Dans les années 90, si on désirait trouver du shoot'em up, il fallait la plupart du temps se retourner vers les consoles 16 bits, fortement alimentées par les développeurs japonais. Néanmoins, l'Amiga et l'Atari n'étaient pas en reste et ont même réussi à proposer des softs tenant la comparaison avec les meilleurs productions nippones. Les plus vieux d'entre-vous se souviendront sûrement de Menace, Xenon, Project X, Battle Squadron, etc. J'aurai pu choisir un de ces titres pour cette oldies mais j'ai préféré opter pour un soft un peu plus atypique du nom de Agony.
Tout comme Apidya, Agony nous met aux commandes d'un animal qui remplace au pied levé le sempiternel vaisseau spatial. Mais cette fois, l'abeille se fait voler la vedette par une chouette. Une chouette ? Eh oui mais n'allez pas croire que ce choix est innocent puisqu'il ne s'agit ni plus ni moins que de l'emblème de la mythique société Psygnosis qui a édité le jeu 1992 sur Amiga. Si le développement de ce petit bijou a été confié à Art & Magic, on reconnaîtra facilement la patte graphique de titres comme Unreal ou Shadow Of The Beast. Ces couleurs, ces formes toutes en rondeurs proches d'une bande dessinée, dieu que c'était beau. Si les screenshots rendent hommage au fabuleux travail des artistes qui ont oeuvré sur cette production, sachez que nous avions également droit à des scrollings sur trois plans qui apportaient au rendu un côté spectaculaire et diablement enchanteur. D'autant plus vrai que certains niveaux proposaient des arrières-plans d'une beauté à couper le souffle, soutenus par des animations dignes d'un dessin animé. A ce titre, on saluera le mouvement des vagues du niveau se déroulant au-dessus d'une mer déchaînée, totalement bluffant pour l'époque. En sus, les écrans de loadings étaient aussi l'occasion d'admirer de sublimes artworks qui renvoyaient parfois à ce qu'on avait l'habitude de voir dans certaines démos des groupes Sanity ou Kefrens. Mais cette réussite artistique doit aussi beaucoup à sa bande-son magistrale qui mélangeait des rythmes Pop World à des compositions plus énergiques qui intervenaient lors des phases d'action.

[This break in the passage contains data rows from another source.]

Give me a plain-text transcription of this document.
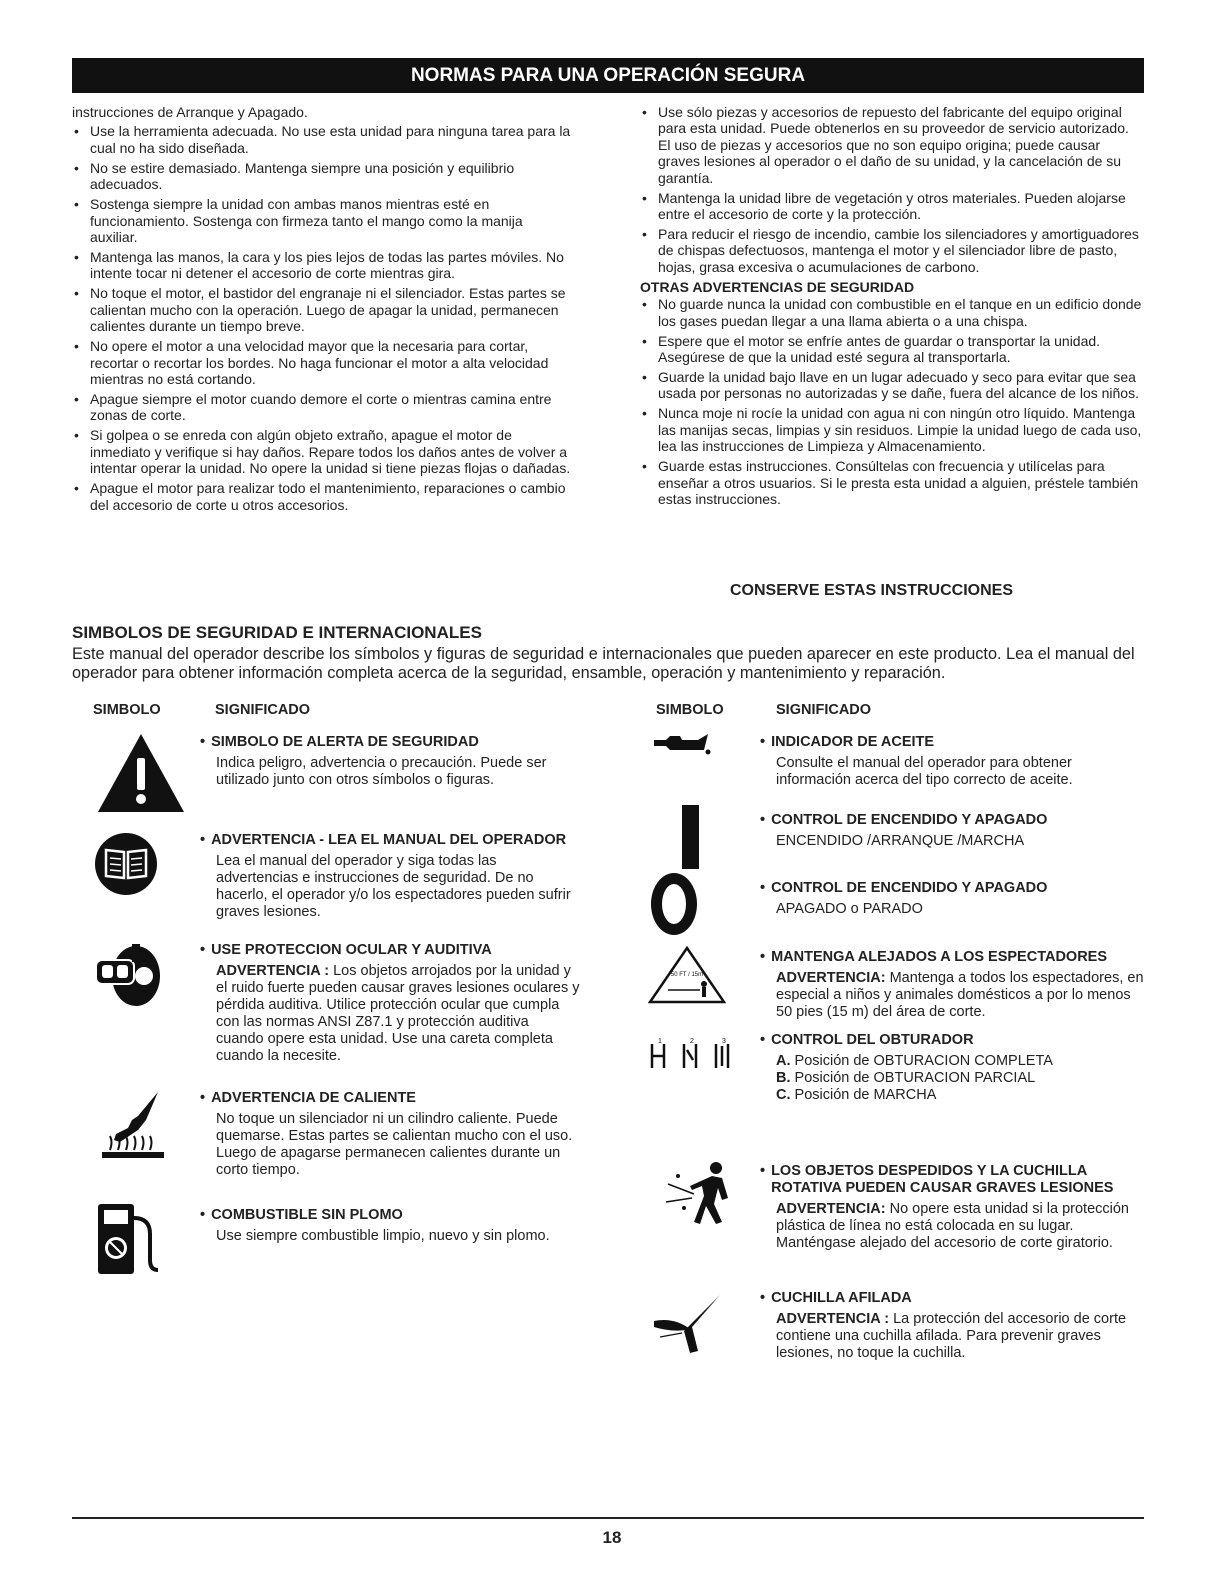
NORMAS PARA UNA OPERACIÓN SEGURA

instrucciones de Arranque y Apagado.

• Use la herramienta adecuada. No use esta unidad para ninguna tarea para la cual no ha sido diseñada.
• No se estire demasiado. Mantenga siempre una posición y equilibrio adecuados.
• Sostenga siempre la unidad con ambas manos mientras esté en funcionamiento. Sostenga con firmeza tanto el mango como la manija auxiliar.
• Mantenga las manos, la cara y los pies lejos de todas las partes móviles. No intente tocar ni detener el accesorio de corte mientras gira.
• No toque el motor, el bastidor del engranaje ni el silenciador. Estas partes se calientan mucho con la operación. Luego de apagar la unidad, permanecen calientes durante un tiempo breve.
• No opere el motor a una velocidad mayor que la necesaria para cortar, recortar o recortar los bordes. No haga funcionar el motor a alta velocidad mientras no está cortando.
• Apague siempre el motor cuando demore el corte o mientras camina entre zonas de corte.
• Si golpea o se enreda con algún objeto extraño, apague el motor de inmediato y verifique si hay daños. Repare todos los daños antes de volver a intentar operar la unidad. No opere la unidad si tiene piezas flojas o dañadas.
• Apague el motor para realizar todo el mantenimiento, reparaciones o cambio del accesorio de corte u otros accesorios.
• Use sólo piezas y accesorios de repuesto del fabricante del equipo original para esta unidad. Puede obtenerlos en su proveedor de servicio autorizado. El uso de piezas y accesorios que no son equipo origina; puede causar graves lesiones al operador o el daño de su unidad, y la cancelación de su garantía.
• Mantenga la unidad libre de vegetación y otros materiales. Pueden alojarse entre el accesorio de corte y la protección.
• Para reducir el riesgo de incendio, cambie los silenciadores y amortiguadores de chispas defectuosos, mantenga el motor y el silenciador libre de pasto, hojas, grasa excesiva o acumulaciones de carbono.
OTRAS ADVERTENCIAS DE SEGURIDAD
• No guarde nunca la unidad con combustible en el tanque en un edificio donde los gases puedan llegar a una llama abierta o a una chispa.
• Espere que el motor se enfríe antes de guardar o transportar la unidad. Asegúrese de que la unidad esté segura al transportarla.
• Guarde la unidad bajo llave en un lugar adecuado y seco para evitar que sea usada por personas no autorizadas y se dañe, fuera del alcance de los niños.
• Nunca moje ni rocíe la unidad con agua ni con ningún otro líquido. Mantenga las manijas secas, limpias y sin residuos. Limpie la unidad luego de cada uso, lea las instrucciones de Limpieza y Almacenamiento.
• Guarde estas instrucciones. Consúltelas con frecuencia y utilícelas para enseñar a otros usuarios. Si le presta esta unidad a alguien, préstele también estas instrucciones.
CONSERVE ESTAS INSTRUCCIONES
SIMBOLOS DE SEGURIDAD E INTERNACIONALES
Este manual del operador describe los símbolos y figuras de seguridad e internacionales que pueden aparecer en este producto. Lea el manual del operador para obtener información completa acerca de la seguridad, ensamble, operación y mantenimiento y reparación.
SIMBOLO	SIGNIFICADO	SIMBOLO	SIGNIFICADO
50 FT / 15m
1	2	3
• SIMBOLO DE ALERTA DE SEGURIDAD
Indica peligro, advertencia o precaución. Puede ser utilizado junto con otros símbolos o figuras.
• ADVERTENCIA - LEA EL MANUAL DEL OPERADOR
Lea el manual del operador y siga todas las advertencias e instrucciones de seguridad. De no hacerlo, el operador y/o los espectadores pueden sufrir graves lesiones.
• USE PROTECCION OCULAR Y AUDITIVA
ADVERTENCIA : Los objetos arrojados por la unidad y el ruido fuerte pueden causar graves lesiones oculares y pérdida auditiva. Utilice protección ocular que cumpla con las normas ANSI Z87.1 y protección auditiva cuando opere esta unidad. Use una careta completa cuando la necesite.
• ADVERTENCIA DE CALIENTE
No toque un silenciador ni un cilindro caliente. Puede quemarse. Estas partes se calientan mucho con el uso. Luego de apagarse permanecen calientes durante un corto tiempo.
• COMBUSTIBLE SIN PLOMO
Use siempre combustible limpio, nuevo y sin plomo.
• INDICADOR DE ACEITE
Consulte el manual del operador para obtener información acerca del tipo correcto de aceite.
• CONTROL DE ENCENDIDO Y APAGADO
ENCENDIDO /ARRANQUE /MARCHA
• CONTROL DE ENCENDIDO Y APAGADO
APAGADO o PARADO
• MANTENGA ALEJADOS A LOS ESPECTADORES
ADVERTENCIA: Mantenga a todos los espectadores, en especial a niños y animales domésticos a por lo menos 50 pies (15 m) del área de corte.
• CONTROL DEL OBTURADOR
A. Posición de OBTURACION COMPLETA
B. Posición de OBTURACION PARCIAL
C. Posición de MARCHA
• LOS OBJETOS DESPEDIDOS Y LA CUCHILLA ROTATIVA PUEDEN CAUSAR GRAVES LESIONES
ADVERTENCIA: No opere esta unidad si la protección plástica de línea no está colocada en su lugar. Manténgase alejado del accesorio de corte giratorio.
• CUCHILLA AFILADA
ADVERTENCIA : La protección del accesorio de corte contiene una cuchilla afilada. Para prevenir graves lesiones, no toque la cuchilla.
18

En fait, Agony n'est pas un titre d'exception si on se penche sur son déroulement qui renvoie à n'importe quel type de shoot'em up. On y trouve tout ce qui doit être là, des Power-Up aux vagues d'ennemis en passant par les boss tous plus coriaces les uns que les autres. N'allez donc pas croire que ce shoot micro est réservé à un grand public car si tout le monde se doit de l'essayer pour comprendre à quel point on peut rattacher l'art à ce genre né dans les salles d'arcade, seuls les plus talentueux en viendront à bout. Si nous n'atteignons pas ici la difficulté d'un R-Type ou d'un Gradius, disons qu'Agony est au shoot Amiga ce que Beast 1 & 2 sont au beat'em all : prenants, subjuguants mais assez élitistes dans le sens où vous devrez faire preuve de beaucoup de ténacité pour arriver à la fin. On pourra par contre reprocher le faible nombre d'upgrades mais la forme était tellement maîtrisée que nous n'y prêtions pas vraiment attention à l'époque.
Agony fait partie de ces jeux qui, au même titre que la série des Shadow Of The Beast, Leander, Walker ou Second Samurai, témoigne du glorieux passé d'une société qui nous a fait rêver pendant de très nombreuses années. Si Psygnosis a aujourd'hui été mangé tout cru par Sony, ceux et celles qui ont pu essayer un des anciens chefs-d'oeuvre de la firme n'oublieront jamais ce style graphique inimitable qui a fait rentrer certains titres, à priori basiques, dans le domaine de l'art. Une bonne gifle pour tous les détracteurs du jeu vidéo qui pensent encore que tout ici se résume à des productions sans âme à même de contenter des parias ne souhaitant pas s'ouvrir à une forme de culture plus sérieuse... L'art n'a pas de limite et Agony est un digne représentant de cet état d'esprit.